1
votes

I've been reading about std::make_shared function lately. As far as I understand from Effective Modern C++ book, the make function should be preferred unless:

  1. Custom memory management is in place.
  2. There are memory concerns such as std::weak_ptr may outlive its std::shared_ptr, dealing with large objects, custom deleter, etc.

So, I understand std::make_shared allocates an object on the heap and its control block with just one call. Hence, the problem is std::shared_ptr's object may not be deleted until control block has to be released. Correct me if I am wrong, but this is when the last std::weak_ptr is released. Thus, std::make_shared may not be suitable if there is an alive std::weak_ptr which points to it.

But is this still a problem for most objects? Do we need to care when control block is released for non-large objects? Arguably, memory isn't that hard to get nowadays, so is this a concern for just large objects and low memory systems?

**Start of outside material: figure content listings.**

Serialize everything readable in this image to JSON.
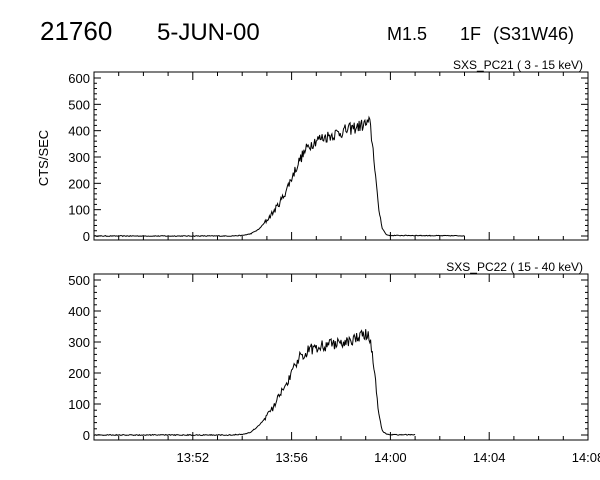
{
  "header": {
    "event_number": "21760",
    "date": "5-JUN-00",
    "goes_class": "M1.5",
    "optical_class": "1F",
    "location": "(S31W46)"
  },
  "chart_data": [
    {
      "type": "line",
      "title": "SXS_PC21  (  3 - 15 keV)",
      "ylabel": "CTS/SEC",
      "xlabel": "",
      "ylim": [
        0,
        600
      ],
      "xlim": [
        "13:48",
        "14:08"
      ],
      "yticks": [
        "0",
        "100",
        "200",
        "300",
        "400",
        "500",
        "600"
      ],
      "xticks": [
        "13:52",
        "13:56",
        "14:00",
        "14:04",
        "14:08"
      ],
      "grid": false,
      "series": [
        {
          "x": [
            "13:48:00",
            "13:53:30",
            "13:54:00",
            "13:54:20",
            "13:54:40",
            "13:55:00",
            "13:55:20",
            "13:55:40",
            "13:56:00",
            "13:56:20",
            "13:56:40",
            "13:57:00",
            "13:57:20",
            "13:57:40",
            "13:58:00",
            "13:58:20",
            "13:58:40",
            "13:59:00",
            "13:59:10",
            "13:59:20",
            "13:59:30",
            "13:59:40",
            "13:59:50",
            "14:00:00",
            "14:01:00",
            "14:02:00",
            "14:03:00"
          ],
          "y": [
            0,
            0,
            2,
            8,
            25,
            60,
            100,
            150,
            220,
            290,
            340,
            365,
            375,
            385,
            395,
            405,
            415,
            425,
            430,
            300,
            120,
            30,
            5,
            2,
            2,
            1,
            1
          ]
        }
      ]
    },
    {
      "type": "line",
      "title": "SXS_PC22  ( 15 - 40 keV)",
      "ylabel": "",
      "xlabel": "",
      "ylim": [
        0,
        500
      ],
      "xlim": [
        "13:48",
        "14:08"
      ],
      "yticks": [
        "0",
        "100",
        "200",
        "300",
        "400",
        "500"
      ],
      "xticks": [
        "13:52",
        "13:56",
        "14:00",
        "14:04",
        "14:08"
      ],
      "grid": false,
      "series": [
        {
          "x": [
            "13:48:00",
            "13:53:30",
            "13:54:00",
            "13:54:20",
            "13:54:40",
            "13:55:00",
            "13:55:20",
            "13:55:40",
            "13:56:00",
            "13:56:20",
            "13:56:40",
            "13:57:00",
            "13:57:20",
            "13:57:40",
            "13:58:00",
            "13:58:20",
            "13:58:40",
            "13:59:00",
            "13:59:10",
            "13:59:20",
            "13:59:30",
            "13:59:40",
            "13:59:50",
            "14:00:00",
            "14:00:30",
            "14:01:00"
          ],
          "y": [
            0,
            0,
            2,
            8,
            30,
            60,
            100,
            150,
            200,
            250,
            275,
            285,
            290,
            295,
            300,
            305,
            315,
            320,
            310,
            220,
            80,
            15,
            2,
            1,
            1,
            1
          ]
        }
      ]
    }
  ]
}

The point of my concern is: if I design a class which uses std::make_shared, and std::weak_ptr is used in the future, I have to go back and replace the make function with a regular std::shared_ptr<Class>(new Class()).

1
Is this really an actual problem? Shared pointers should be rare enough as it is; have you measured any actual bottlenecks that motivate this question? - Kerrek SB
No, but what motivates my question is the possible need for redesign based on the above mentioned book's advice. It is said the make function may not be a good idea when there is still a std::weak_ptr. - bbalchev
"Largeness" here is measured by sizeof, so most types aren't large. The object is destroyed when the last living shared_ptr is destroyed; only the memory isn't released until the control block goes away. - T.C.
So, even though the object is destroyed, it still uses memory. Is that right? So, at what point do I need to care when the control block goes away (i.e. I shouldn't use std::make_shared)? - bbalchev
Smart pointers have nothing to do with the "Standard Template Library". - curiousguy

1 Answers

6
votes

This is a tiny edge issue that gets blown way out of proportion. The only case where this is a problem is if the object is large (relative to available memory), the size is in the base size of the object (not memory that the destructor (of the object or of any of its members) can free), and a weak pointer is likely to significantly outlive the object. This is a rare combination of cases and is almost never significant.